Is it possible to interact fully with an artwork, whatever your sensory and physical abilities and whatever the complexity of the work? “The Roads of Art through Emotions”, an exhibition at the National Gallery of Modern Art in Rome, tries to answer this question. The show, designed specifically for a disabled public, is meant to facilitate a complete emotional immersion — visual, tactile and aural — in artworks drawn from the gallery’s permanent collection.
Works by artists such as Kandinsky, Giacomo Balla, Alberto Burri and Filadelfo Simi are reproduced in relief and thus made touchable. The reproductions are presented together with descriptions in Braille, as well as audio and video materials. Music and perfumes help to deepen the experience.
This is very welcome news in a country where good intentions, as far as disabled people’s access to cultural heritage is concerned, are not always matched by good practice. Here in the UK, where London 2012 has recently launched “Unlimited”, a £3m programme to celebrate arts, culture and sports by disabled people, they are significantly less likely to participate in arts activities and to attend museum and galleries than their non-disabled peers, as figures from the UK Office for Disability Issues show.
The use of multi-sensory devices to help disabled people to further their cultural experience isn’t new. Take “Altered Images”, an exhibition that opened in June at the South Tipperary County Museum in Clonmel and moves to the Irish Museum of Modern Art in Dublin in 2010. This has the explicit aim of enhancing the viewing experience and introducing new ways of seeing and experiencing art, for disabled and able-bodied people alike. As well as touch-screens and audio and video descriptions of the artworks, there’s an interpretation of the exhibition in sign language, performed by one of the artists.

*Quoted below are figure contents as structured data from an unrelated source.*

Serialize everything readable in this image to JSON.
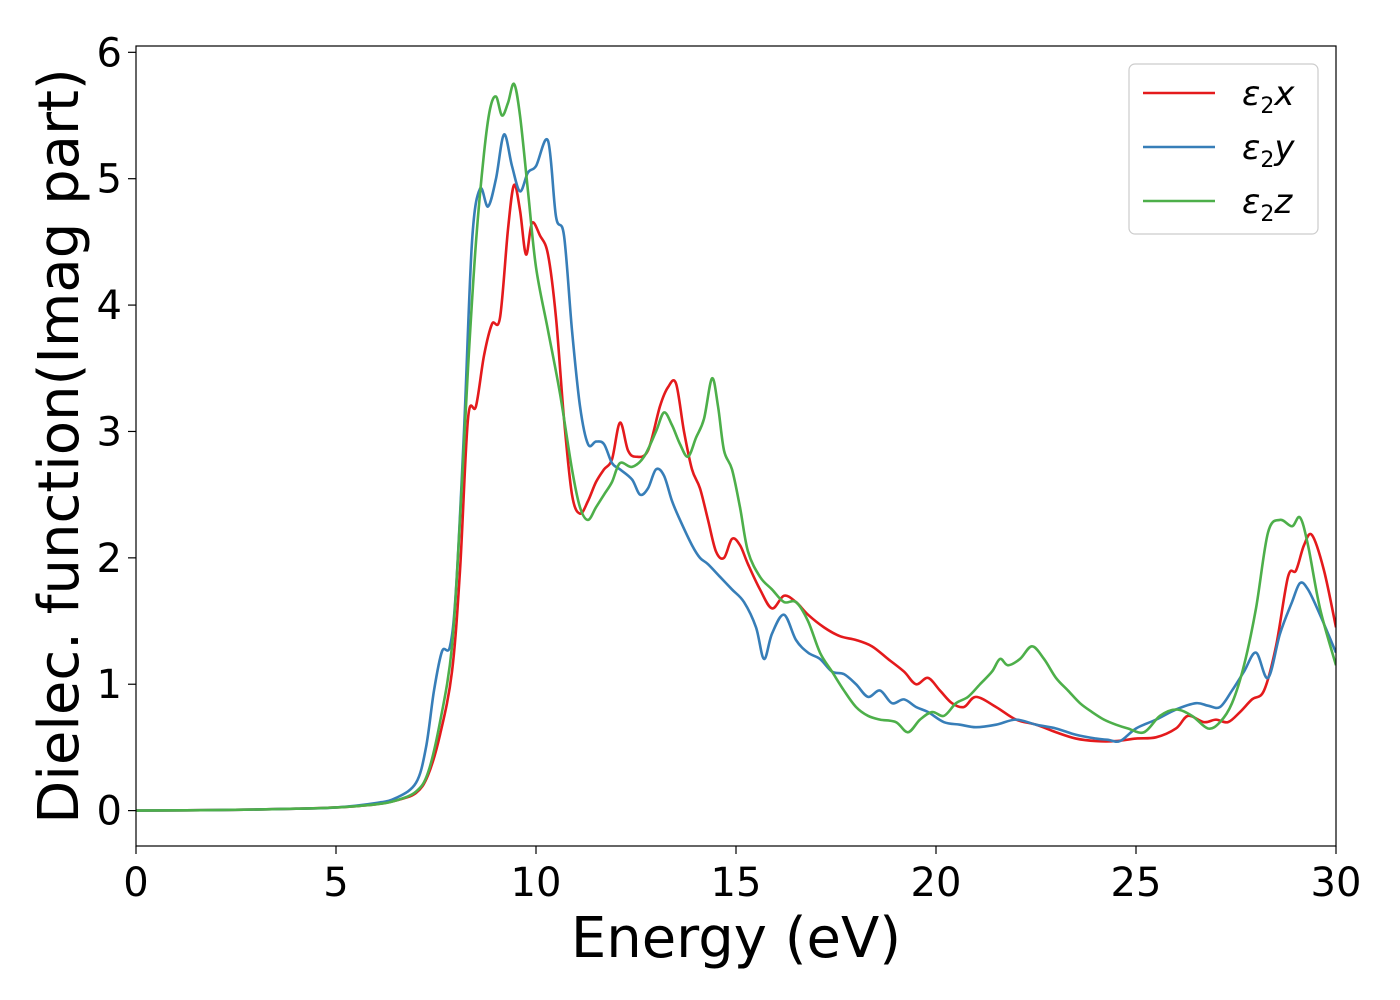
{
  "chart_data": {
    "type": "line",
    "title": "",
    "xlabel": "Energy (eV)",
    "ylabel": "Dielec. function(Imag part)",
    "xlim": [
      0,
      30
    ],
    "ylim": [
      -0.28,
      6.05
    ],
    "xticks": [
      0,
      5,
      10,
      15,
      20,
      25,
      30
    ],
    "yticks": [
      0,
      1,
      2,
      3,
      4,
      5,
      6
    ],
    "grid": false,
    "legend_position": "top-right",
    "series": [
      {
        "name": "ε2x",
        "legend": {
          "base": "ε",
          "sub": "2",
          "var": "x"
        },
        "color": "#e41a1c",
        "x": [
          0,
          2,
          4,
          5,
          6,
          6.5,
          7,
          7.3,
          7.6,
          7.9,
          8.1,
          8.3,
          8.5,
          8.7,
          8.9,
          9.1,
          9.3,
          9.45,
          9.6,
          9.75,
          9.9,
          10.1,
          10.3,
          10.5,
          10.7,
          10.9,
          11.1,
          11.3,
          11.5,
          11.7,
          11.9,
          12.1,
          12.3,
          12.5,
          12.8,
          13.1,
          13.3,
          13.5,
          13.7,
          13.9,
          14.1,
          14.3,
          14.5,
          14.7,
          14.9,
          15.1,
          15.3,
          15.6,
          15.9,
          16.2,
          16.5,
          16.8,
          17.2,
          17.6,
          18.0,
          18.4,
          18.8,
          19.2,
          19.5,
          19.8,
          20.1,
          20.4,
          20.7,
          21.0,
          21.5,
          22.0,
          22.5,
          23.0,
          23.5,
          24.0,
          24.5,
          25.0,
          25.5,
          26.0,
          26.3,
          26.7,
          27.0,
          27.3,
          27.6,
          27.9,
          28.2,
          28.5,
          28.8,
          29.0,
          29.2,
          29.4,
          29.7,
          30.0
        ],
        "y": [
          0,
          0.004,
          0.015,
          0.025,
          0.05,
          0.08,
          0.14,
          0.28,
          0.6,
          1.1,
          1.9,
          3.1,
          3.2,
          3.6,
          3.85,
          3.9,
          4.6,
          4.95,
          4.75,
          4.4,
          4.65,
          4.55,
          4.4,
          3.9,
          3.1,
          2.5,
          2.35,
          2.45,
          2.6,
          2.7,
          2.78,
          3.07,
          2.85,
          2.8,
          2.85,
          3.2,
          3.35,
          3.38,
          3.0,
          2.7,
          2.55,
          2.3,
          2.05,
          2.0,
          2.15,
          2.1,
          1.95,
          1.75,
          1.6,
          1.7,
          1.65,
          1.55,
          1.45,
          1.38,
          1.35,
          1.3,
          1.2,
          1.1,
          1.0,
          1.05,
          0.95,
          0.85,
          0.82,
          0.9,
          0.82,
          0.72,
          0.68,
          0.62,
          0.57,
          0.55,
          0.55,
          0.57,
          0.58,
          0.65,
          0.75,
          0.7,
          0.72,
          0.7,
          0.78,
          0.88,
          0.95,
          1.3,
          1.85,
          1.9,
          2.1,
          2.18,
          1.9,
          1.45
        ]
      },
      {
        "name": "ε2y",
        "legend": {
          "base": "ε",
          "sub": "2",
          "var": "y"
        },
        "color": "#377eb8",
        "x": [
          0,
          2,
          4,
          5,
          6,
          6.5,
          7,
          7.25,
          7.45,
          7.65,
          7.85,
          8.0,
          8.2,
          8.4,
          8.6,
          8.8,
          9.0,
          9.2,
          9.4,
          9.6,
          9.8,
          10.0,
          10.3,
          10.5,
          10.7,
          10.9,
          11.1,
          11.3,
          11.5,
          11.7,
          11.9,
          12.1,
          12.4,
          12.6,
          12.8,
          13.0,
          13.2,
          13.4,
          13.6,
          13.9,
          14.1,
          14.3,
          14.6,
          14.9,
          15.2,
          15.5,
          15.7,
          15.9,
          16.2,
          16.5,
          16.8,
          17.1,
          17.4,
          17.7,
          18.0,
          18.3,
          18.6,
          18.9,
          19.2,
          19.5,
          19.8,
          20.2,
          20.6,
          21.0,
          21.5,
          22.0,
          22.5,
          23.0,
          23.5,
          24.0,
          24.3,
          24.6,
          25.0,
          25.5,
          26.0,
          26.5,
          26.8,
          27.1,
          27.4,
          27.7,
          28.0,
          28.3,
          28.6,
          28.9,
          29.1,
          29.3,
          29.6,
          30.0
        ],
        "y": [
          0,
          0.004,
          0.015,
          0.025,
          0.06,
          0.1,
          0.22,
          0.5,
          0.95,
          1.26,
          1.3,
          1.75,
          3.0,
          4.5,
          4.92,
          4.78,
          5.0,
          5.35,
          5.1,
          4.9,
          5.05,
          5.1,
          5.3,
          4.7,
          4.55,
          3.8,
          3.2,
          2.9,
          2.92,
          2.9,
          2.75,
          2.7,
          2.62,
          2.5,
          2.55,
          2.7,
          2.65,
          2.45,
          2.3,
          2.1,
          2.0,
          1.95,
          1.85,
          1.75,
          1.65,
          1.45,
          1.2,
          1.4,
          1.55,
          1.35,
          1.25,
          1.2,
          1.1,
          1.08,
          1.0,
          0.9,
          0.95,
          0.85,
          0.88,
          0.82,
          0.78,
          0.7,
          0.68,
          0.66,
          0.68,
          0.72,
          0.68,
          0.65,
          0.6,
          0.57,
          0.56,
          0.55,
          0.65,
          0.72,
          0.8,
          0.85,
          0.83,
          0.82,
          0.95,
          1.1,
          1.25,
          1.05,
          1.4,
          1.65,
          1.8,
          1.75,
          1.55,
          1.25
        ]
      },
      {
        "name": "ε2z",
        "legend": {
          "base": "ε",
          "sub": "2",
          "var": "z"
        },
        "color": "#4daf4a",
        "x": [
          0,
          2,
          4,
          5,
          6,
          6.5,
          7,
          7.3,
          7.6,
          7.9,
          8.1,
          8.3,
          8.5,
          8.7,
          8.85,
          9.0,
          9.15,
          9.3,
          9.45,
          9.6,
          9.8,
          10.0,
          10.3,
          10.6,
          10.9,
          11.1,
          11.3,
          11.5,
          11.7,
          11.9,
          12.1,
          12.4,
          12.7,
          13.0,
          13.2,
          13.4,
          13.6,
          13.8,
          14.0,
          14.2,
          14.4,
          14.55,
          14.7,
          14.9,
          15.1,
          15.3,
          15.6,
          15.9,
          16.2,
          16.5,
          16.8,
          17.1,
          17.4,
          17.7,
          18.0,
          18.3,
          18.6,
          19.0,
          19.3,
          19.6,
          19.9,
          20.2,
          20.5,
          20.8,
          21.1,
          21.4,
          21.6,
          21.8,
          22.1,
          22.4,
          22.7,
          23.0,
          23.3,
          23.6,
          23.9,
          24.2,
          24.5,
          24.8,
          25.2,
          25.6,
          26.0,
          26.4,
          26.8,
          27.1,
          27.4,
          27.7,
          28.0,
          28.3,
          28.6,
          28.9,
          29.1,
          29.3,
          29.6,
          30.0
        ],
        "y": [
          0,
          0.004,
          0.015,
          0.025,
          0.05,
          0.08,
          0.15,
          0.3,
          0.7,
          1.3,
          2.3,
          3.5,
          4.5,
          5.2,
          5.55,
          5.65,
          5.5,
          5.6,
          5.75,
          5.5,
          4.9,
          4.3,
          3.8,
          3.3,
          2.7,
          2.4,
          2.3,
          2.4,
          2.5,
          2.6,
          2.75,
          2.72,
          2.8,
          3.0,
          3.15,
          3.05,
          2.9,
          2.8,
          2.95,
          3.1,
          3.42,
          3.2,
          2.85,
          2.7,
          2.4,
          2.05,
          1.85,
          1.75,
          1.65,
          1.65,
          1.5,
          1.25,
          1.1,
          0.95,
          0.82,
          0.75,
          0.72,
          0.7,
          0.62,
          0.72,
          0.78,
          0.75,
          0.85,
          0.9,
          1.0,
          1.1,
          1.2,
          1.15,
          1.2,
          1.3,
          1.2,
          1.05,
          0.95,
          0.85,
          0.78,
          0.72,
          0.68,
          0.65,
          0.62,
          0.75,
          0.8,
          0.75,
          0.65,
          0.7,
          0.85,
          1.15,
          1.6,
          2.2,
          2.3,
          2.25,
          2.32,
          2.1,
          1.6,
          1.15
        ]
      }
    ]
  }
}
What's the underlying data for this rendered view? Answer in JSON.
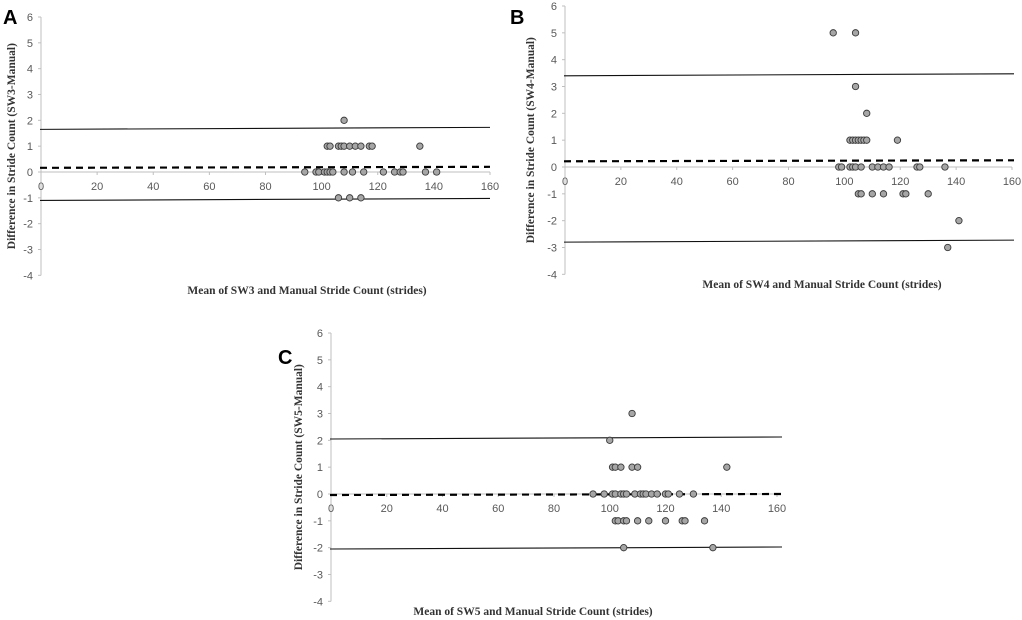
{
  "chart_data": [
    {
      "type": "scatter",
      "panel_label": "A",
      "xlabel": "Mean of SW3 and Manual Stride Count (strides)",
      "ylabel": "Difference in Stride Count (SW3-Manual)",
      "xlim": [
        0,
        160
      ],
      "ylim": [
        -4,
        6
      ],
      "xticks": [
        0,
        20,
        40,
        60,
        80,
        100,
        120,
        140,
        160
      ],
      "yticks": [
        -4,
        -3,
        -2,
        -1,
        0,
        1,
        2,
        3,
        4,
        5,
        6
      ],
      "bias": 0.2,
      "upper_loa": 1.65,
      "lower_loa": -1.1,
      "points": [
        [
          94,
          0
        ],
        [
          98,
          0
        ],
        [
          99,
          0
        ],
        [
          101,
          0
        ],
        [
          102,
          0
        ],
        [
          103,
          0
        ],
        [
          104,
          0
        ],
        [
          108,
          0
        ],
        [
          111,
          0
        ],
        [
          115,
          0
        ],
        [
          122,
          0
        ],
        [
          126,
          0
        ],
        [
          128,
          0
        ],
        [
          129,
          0
        ],
        [
          137,
          0
        ],
        [
          141,
          0
        ],
        [
          102,
          1
        ],
        [
          103,
          1
        ],
        [
          106,
          1
        ],
        [
          107,
          1
        ],
        [
          108,
          1
        ],
        [
          110,
          1
        ],
        [
          112,
          1
        ],
        [
          114,
          1
        ],
        [
          117,
          1
        ],
        [
          118,
          1
        ],
        [
          135,
          1
        ],
        [
          108,
          2
        ],
        [
          106,
          -1
        ],
        [
          110,
          -1
        ],
        [
          114,
          -1
        ]
      ]
    },
    {
      "type": "scatter",
      "panel_label": "B",
      "xlabel": "Mean of SW4 and Manual Stride Count (strides)",
      "ylabel": "Difference in Stride Count (SW4-Manual)",
      "xlim": [
        0,
        160
      ],
      "ylim": [
        -4,
        6
      ],
      "xticks": [
        0,
        20,
        40,
        60,
        80,
        100,
        120,
        140,
        160
      ],
      "yticks": [
        -4,
        -3,
        -2,
        -1,
        0,
        1,
        2,
        3,
        4,
        5,
        6
      ],
      "bias": 0.25,
      "upper_loa": 3.4,
      "lower_loa": -2.8,
      "points": [
        [
          96,
          5
        ],
        [
          104,
          5
        ],
        [
          104,
          3
        ],
        [
          108,
          2
        ],
        [
          102,
          1
        ],
        [
          103,
          1
        ],
        [
          104,
          1
        ],
        [
          105,
          1
        ],
        [
          106,
          1
        ],
        [
          107,
          1
        ],
        [
          108,
          1
        ],
        [
          119,
          1
        ],
        [
          98,
          0
        ],
        [
          99,
          0
        ],
        [
          102,
          0
        ],
        [
          103,
          0
        ],
        [
          104,
          0
        ],
        [
          106,
          0
        ],
        [
          110,
          0
        ],
        [
          112,
          0
        ],
        [
          114,
          0
        ],
        [
          116,
          0
        ],
        [
          126,
          0
        ],
        [
          127,
          0
        ],
        [
          136,
          0
        ],
        [
          105,
          -1
        ],
        [
          106,
          -1
        ],
        [
          110,
          -1
        ],
        [
          114,
          -1
        ],
        [
          121,
          -1
        ],
        [
          122,
          -1
        ],
        [
          130,
          -1
        ],
        [
          141,
          -2
        ],
        [
          137,
          -3
        ]
      ]
    },
    {
      "type": "scatter",
      "panel_label": "C",
      "xlabel": "Mean of SW5 and Manual Stride Count (strides)",
      "ylabel": "Difference in Stride Count (SW5-Manual)",
      "xlim": [
        0,
        160
      ],
      "ylim": [
        -4,
        6
      ],
      "xticks": [
        0,
        20,
        40,
        60,
        80,
        100,
        120,
        140,
        160
      ],
      "yticks": [
        -4,
        -3,
        -2,
        -1,
        0,
        1,
        2,
        3,
        4,
        5,
        6
      ],
      "bias": 0,
      "upper_loa": 2.05,
      "lower_loa": -2.05,
      "points": [
        [
          108,
          3
        ],
        [
          100,
          2
        ],
        [
          101,
          1
        ],
        [
          102,
          1
        ],
        [
          104,
          1
        ],
        [
          108,
          1
        ],
        [
          110,
          1
        ],
        [
          142,
          1
        ],
        [
          94,
          0
        ],
        [
          98,
          0
        ],
        [
          101,
          0
        ],
        [
          102,
          0
        ],
        [
          104,
          0
        ],
        [
          105,
          0
        ],
        [
          106,
          0
        ],
        [
          109,
          0
        ],
        [
          111,
          0
        ],
        [
          112,
          0
        ],
        [
          113,
          0
        ],
        [
          115,
          0
        ],
        [
          117,
          0
        ],
        [
          120,
          0
        ],
        [
          121,
          0
        ],
        [
          125,
          0
        ],
        [
          130,
          0
        ],
        [
          102,
          -1
        ],
        [
          103,
          -1
        ],
        [
          105,
          -1
        ],
        [
          106,
          -1
        ],
        [
          110,
          -1
        ],
        [
          114,
          -1
        ],
        [
          120,
          -1
        ],
        [
          126,
          -1
        ],
        [
          127,
          -1
        ],
        [
          134,
          -1
        ],
        [
          105,
          -2
        ],
        [
          137,
          -2
        ]
      ]
    }
  ]
}
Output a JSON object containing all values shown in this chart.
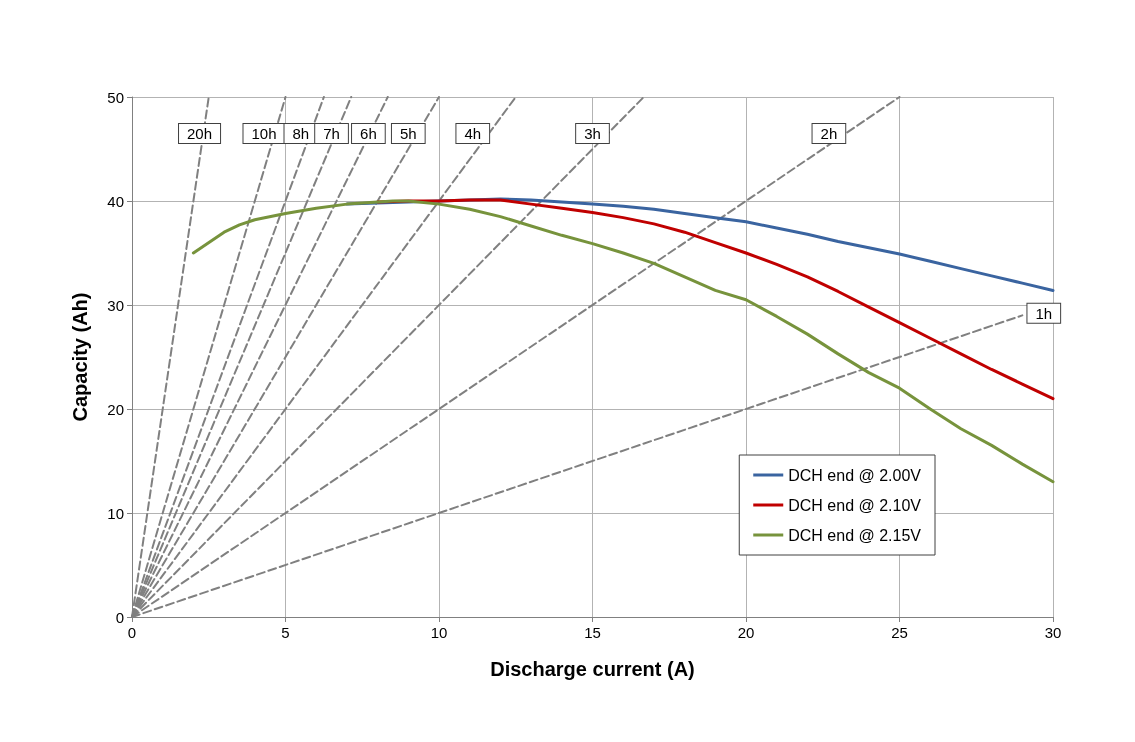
{
  "chart_data": {
    "type": "line",
    "xlabel": "Discharge current (A)",
    "ylabel": "Capacity (Ah)",
    "xlim": [
      0,
      30
    ],
    "xticks": [
      0,
      5,
      10,
      15,
      20,
      25,
      30
    ],
    "ylim": [
      0,
      50
    ],
    "yticks": [
      0,
      10,
      20,
      30,
      40,
      50
    ],
    "grid": true,
    "legend": "bottom right",
    "marker": "none",
    "series": [
      {
        "name": "DCH end @ 2.00V",
        "color": "#3a64a0",
        "x": [
          7,
          8,
          9,
          10,
          11,
          12,
          13,
          14,
          15,
          16,
          17,
          18,
          19,
          20,
          21,
          22,
          23,
          24,
          25,
          26,
          27,
          28,
          29,
          30
        ],
        "values": [
          39.7,
          39.8,
          39.9,
          40,
          40.1,
          40.2,
          40.1,
          39.9,
          39.7,
          39.5,
          39.2,
          38.8,
          38.4,
          38,
          37.4,
          36.8,
          36.1,
          35.5,
          34.9,
          34.2,
          33.5,
          32.8,
          32.1,
          31.4
        ]
      },
      {
        "name": "DCH end @ 2.10V",
        "color": "#c00000",
        "x": [
          8,
          9,
          10,
          11,
          12,
          13,
          14,
          15,
          16,
          17,
          18,
          19,
          20,
          21,
          22,
          23,
          24,
          25,
          26,
          27,
          28,
          29,
          30
        ],
        "values": [
          39.9,
          40,
          40,
          40.1,
          40.1,
          39.7,
          39.3,
          38.9,
          38.4,
          37.8,
          37,
          36,
          35,
          33.9,
          32.7,
          31.3,
          29.8,
          28.3,
          26.8,
          25.3,
          23.8,
          22.4,
          21
        ]
      },
      {
        "name": "DCH end @ 2.15V",
        "color": "#77933c",
        "x": [
          2,
          3,
          3.5,
          4,
          5,
          6,
          7,
          8,
          8.5,
          9,
          10,
          11,
          12,
          13,
          14,
          15,
          16,
          17,
          18,
          19,
          20,
          21,
          22,
          23,
          24,
          25,
          26,
          27,
          28,
          29,
          30
        ],
        "values": [
          35,
          37,
          37.7,
          38.2,
          38.8,
          39.3,
          39.7,
          39.9,
          40,
          40,
          39.7,
          39.2,
          38.5,
          37.6,
          36.7,
          35.9,
          35,
          34,
          32.7,
          31.4,
          30.5,
          28.9,
          27.2,
          25.3,
          23.5,
          22,
          20,
          18.1,
          16.5,
          14.7,
          13
        ]
      },
      {
        "color": "#808080",
        "line_style": "dashed",
        "x": [
          0,
          2.5
        ],
        "values": [
          0,
          50
        ]
      },
      {
        "color": "#808080",
        "line_style": "dashed",
        "x": [
          0,
          5
        ],
        "values": [
          0,
          50
        ]
      },
      {
        "color": "#808080",
        "line_style": "dashed",
        "x": [
          0,
          6.25
        ],
        "values": [
          0,
          50
        ]
      },
      {
        "color": "#808080",
        "line_style": "dashed",
        "x": [
          0,
          7.14
        ],
        "values": [
          0,
          50
        ]
      },
      {
        "color": "#808080",
        "line_style": "dashed",
        "x": [
          0,
          8.33
        ],
        "values": [
          0,
          50
        ]
      },
      {
        "color": "#808080",
        "line_style": "dashed",
        "x": [
          0,
          10
        ],
        "values": [
          0,
          50
        ]
      },
      {
        "color": "#808080",
        "line_style": "dashed",
        "x": [
          0,
          12.5
        ],
        "values": [
          0,
          50
        ]
      },
      {
        "color": "#808080",
        "line_style": "dashed",
        "x": [
          0,
          16.67
        ],
        "values": [
          0,
          50
        ]
      },
      {
        "color": "#808080",
        "line_style": "dashed",
        "x": [
          0,
          25
        ],
        "values": [
          0,
          50
        ]
      },
      {
        "color": "#808080",
        "line_style": "dashed",
        "x": [
          0,
          29
        ],
        "values": [
          0,
          29
        ]
      }
    ],
    "annotations": [
      {
        "text": "20h",
        "x": 2.2,
        "y": 46.5
      },
      {
        "text": "10h",
        "x": 4.3,
        "y": 46.5
      },
      {
        "text": "8h",
        "x": 5.5,
        "y": 46.5
      },
      {
        "text": "7h",
        "x": 6.5,
        "y": 46.5
      },
      {
        "text": "6h",
        "x": 7.7,
        "y": 46.5
      },
      {
        "text": "5h",
        "x": 9,
        "y": 46.5
      },
      {
        "text": "4h",
        "x": 11.1,
        "y": 46.5
      },
      {
        "text": "3h",
        "x": 15,
        "y": 46.5
      },
      {
        "text": "2h",
        "x": 22.7,
        "y": 46.5
      },
      {
        "text": "1h",
        "x": 29.7,
        "y": 29.2
      }
    ]
  }
}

“New technologies are having a big role in creating new means to improve disabled access to culture,” says Alessandro Marianantoni, a multimedia artist whose CO2morrow installation appears in “Earth” at the Royal Academy in London. “Interactivity is a fundamental tool in these kinds of project.
“I’m thinking about an installation I did in 2007, which is still on, for a hospital in Napa Valley, California. It is intended for patients affected by dementia, in particular Alzheimer’s disease. The system is able to recognise individual patients when they walk by and activates a range of multimedia content — photos, videos, music and other stuff — managed by the hospital and by the patients’ families.
“The work is called Memoryvision, and despite its application for medical purposes, it has a cultural and artistic aura in its own right, as it was inspired by my study of Memory Theatre by Giulio Camillo.”
The Italian artist Santina Portelli, who paints with her mouth, as she is quadraplegic, says: “The Roman show is certainly very stimulating. It is difficult to imagine how blind people can definitely ‘see’ a picture. Who knows if, sooner or later, a deaf or a blind person will find a way to give the rest of us to his or her heightened sensibility and let us into a different emotional experience.”